As empresas de ônibus de Maceió conseguiram uma liminar na Justiça para deixar de repassar 3% de sua receita bruta diária a Superintendência Municipal de Transporte e Trânsito (SMTT) – valor que integra o Fundo de Transporte Urbano (FTU). A Associação de Transporte e Passageiros do Estado de Alagoas (Transpal) alega que a taxa é inconstitucional e afirma que, devido a dificuldades financeiras, não é possível recolher a verba.
A suspensão do repasse, em caráter liminar, foi determinada pelo desembargador Washington Luiz no final do ano passado. Em primeiro grau, o pedido da Transpal havia sido negado, pois a 14ª Vara da Fazenda Pública da Capital não enxergou a necessidade de suspensão imediata do recolhimento da verba.
A prefeitura, através da assessoria de comunicação da SMTT, afirmou que tem 30 dias para recorrer da liminar. O novo superintendente do órgão, Tácio Melo da Silveira, já teve uma reunião com os empresários de ônibus para tentar convencê-los a continuar repassando a taxa até o município recorrer da ação.
A defasagem no valor da passagem de ônibus é, de acordo com a Transpal, um dos principais motivos da "dificuldade financeira das empresas, que impossibilitou o recolhimento do FTU".
“As empresas vinham recolhendo o percentual de 3% da receita bruta diária, mas sempre entenderam esta taxa como inconstitucional. Após a Justiça determinar o recuo no valor da passagem, a situação se agravou e as empresas deixaram de fazer o repasse. Por isso, entramos com uma ação e pedido de liminar, em novembro, para suspender o recolhimento”, explicou o advogado da Transpal, David Padilha.
Ainda de acordo com ele, o mérito da ação não foi julgado e ainda cabe recurso da decisão liminar do desembargador. “A taxa é inconstitucional porque utiliza a mesma base de cálculo do ISS [Imposto Sobre Serviços]”, justificou Padilha.
Além de apontar a suposta inconstitucionalidade do repasse à SMTT, as empresas de ônibus questionam a aplicabilidade de Fundo de Transporte Urbano – que tem como principal destinação financiar melhorias no transporte urbano – entre elas a manutenção dos terminais de ônibus urbanos.

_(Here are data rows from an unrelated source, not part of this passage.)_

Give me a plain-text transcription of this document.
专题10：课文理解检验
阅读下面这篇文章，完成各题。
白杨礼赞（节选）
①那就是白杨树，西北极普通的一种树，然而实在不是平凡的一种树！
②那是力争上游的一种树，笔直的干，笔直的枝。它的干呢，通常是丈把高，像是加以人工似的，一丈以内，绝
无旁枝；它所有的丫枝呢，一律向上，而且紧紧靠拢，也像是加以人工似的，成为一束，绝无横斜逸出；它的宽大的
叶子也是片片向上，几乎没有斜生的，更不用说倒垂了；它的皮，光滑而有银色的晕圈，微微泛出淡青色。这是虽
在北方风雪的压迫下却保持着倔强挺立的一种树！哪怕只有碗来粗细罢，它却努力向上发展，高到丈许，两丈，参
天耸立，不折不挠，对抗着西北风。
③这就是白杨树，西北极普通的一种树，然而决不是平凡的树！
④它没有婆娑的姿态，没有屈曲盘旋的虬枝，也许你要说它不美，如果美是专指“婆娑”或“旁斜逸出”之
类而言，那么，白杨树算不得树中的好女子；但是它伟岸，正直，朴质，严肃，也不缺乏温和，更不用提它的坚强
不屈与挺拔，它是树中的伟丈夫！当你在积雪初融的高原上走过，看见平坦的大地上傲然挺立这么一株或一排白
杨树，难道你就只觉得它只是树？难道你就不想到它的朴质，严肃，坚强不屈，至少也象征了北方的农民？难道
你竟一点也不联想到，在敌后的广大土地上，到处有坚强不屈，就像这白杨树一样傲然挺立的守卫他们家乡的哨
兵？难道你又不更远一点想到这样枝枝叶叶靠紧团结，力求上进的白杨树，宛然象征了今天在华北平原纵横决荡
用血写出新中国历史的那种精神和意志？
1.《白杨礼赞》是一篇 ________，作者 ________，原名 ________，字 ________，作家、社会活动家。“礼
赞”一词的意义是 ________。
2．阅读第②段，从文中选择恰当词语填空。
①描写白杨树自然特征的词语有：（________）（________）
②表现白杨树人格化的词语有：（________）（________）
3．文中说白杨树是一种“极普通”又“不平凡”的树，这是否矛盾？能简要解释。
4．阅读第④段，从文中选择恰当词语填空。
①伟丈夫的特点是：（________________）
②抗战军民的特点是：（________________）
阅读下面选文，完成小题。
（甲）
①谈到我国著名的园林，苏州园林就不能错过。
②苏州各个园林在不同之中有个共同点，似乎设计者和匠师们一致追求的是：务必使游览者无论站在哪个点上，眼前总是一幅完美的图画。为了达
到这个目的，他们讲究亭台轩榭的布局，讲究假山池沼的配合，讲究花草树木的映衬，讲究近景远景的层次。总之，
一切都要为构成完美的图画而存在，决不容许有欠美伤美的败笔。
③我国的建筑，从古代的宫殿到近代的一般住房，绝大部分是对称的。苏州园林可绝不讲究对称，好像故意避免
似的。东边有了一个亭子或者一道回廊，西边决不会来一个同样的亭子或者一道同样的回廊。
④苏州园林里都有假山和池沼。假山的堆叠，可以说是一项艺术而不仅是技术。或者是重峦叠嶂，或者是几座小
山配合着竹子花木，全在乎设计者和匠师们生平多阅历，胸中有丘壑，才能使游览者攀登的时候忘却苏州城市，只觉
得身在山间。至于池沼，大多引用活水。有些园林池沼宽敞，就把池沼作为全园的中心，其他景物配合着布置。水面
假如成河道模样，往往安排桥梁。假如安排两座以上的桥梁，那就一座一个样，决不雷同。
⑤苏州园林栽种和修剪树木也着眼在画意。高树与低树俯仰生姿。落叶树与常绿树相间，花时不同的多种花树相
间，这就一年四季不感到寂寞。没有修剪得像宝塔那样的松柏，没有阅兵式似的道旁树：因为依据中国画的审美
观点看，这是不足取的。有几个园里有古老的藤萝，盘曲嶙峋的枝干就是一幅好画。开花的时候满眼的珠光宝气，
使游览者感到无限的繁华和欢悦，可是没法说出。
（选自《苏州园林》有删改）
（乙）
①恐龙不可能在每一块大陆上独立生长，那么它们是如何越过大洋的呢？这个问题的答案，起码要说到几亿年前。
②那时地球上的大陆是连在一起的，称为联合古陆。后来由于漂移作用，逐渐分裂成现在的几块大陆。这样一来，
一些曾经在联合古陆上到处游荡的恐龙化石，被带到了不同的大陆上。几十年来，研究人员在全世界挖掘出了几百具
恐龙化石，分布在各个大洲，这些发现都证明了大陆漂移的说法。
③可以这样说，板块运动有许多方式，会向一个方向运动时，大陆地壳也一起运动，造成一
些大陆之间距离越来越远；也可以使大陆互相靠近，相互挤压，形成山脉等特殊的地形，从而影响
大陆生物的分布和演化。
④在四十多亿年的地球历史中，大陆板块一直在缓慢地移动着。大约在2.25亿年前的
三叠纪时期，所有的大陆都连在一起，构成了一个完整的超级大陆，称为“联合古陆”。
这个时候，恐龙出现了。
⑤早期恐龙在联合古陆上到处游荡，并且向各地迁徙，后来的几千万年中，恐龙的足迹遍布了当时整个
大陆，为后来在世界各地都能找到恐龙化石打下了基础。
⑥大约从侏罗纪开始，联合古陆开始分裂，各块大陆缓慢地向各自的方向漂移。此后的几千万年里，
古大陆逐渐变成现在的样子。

A reportagem tentou apurar, na SMTT, a quantia existente no FTU, mas, até o final da tarde desta segunda-feira (21), não havia obtido resposta. Há um ano, o TNH1 divulgou que a conta possuía R$ 3,5 milhões, recursos não utilizados para implementar as melhorias.
A falta de estrutura nos terminais de ônibus, inclusive, foi alvo de ação do Ministério Público do Trabalho (MPT), que entrou com uma ação contra a SMTT por causa de irregularidades trabalhistas relacionadas ao ambiente de trabalho dos rodoviários. 
Segundo o MPT, em alguns terminais não existem instalações físicas, tampouco banheiros, ficando evidente o descumprimento da Norma Regulamentadora (NR) 24, que regulamenta as condições sanitárias e de conforto no ambiente de trabalho.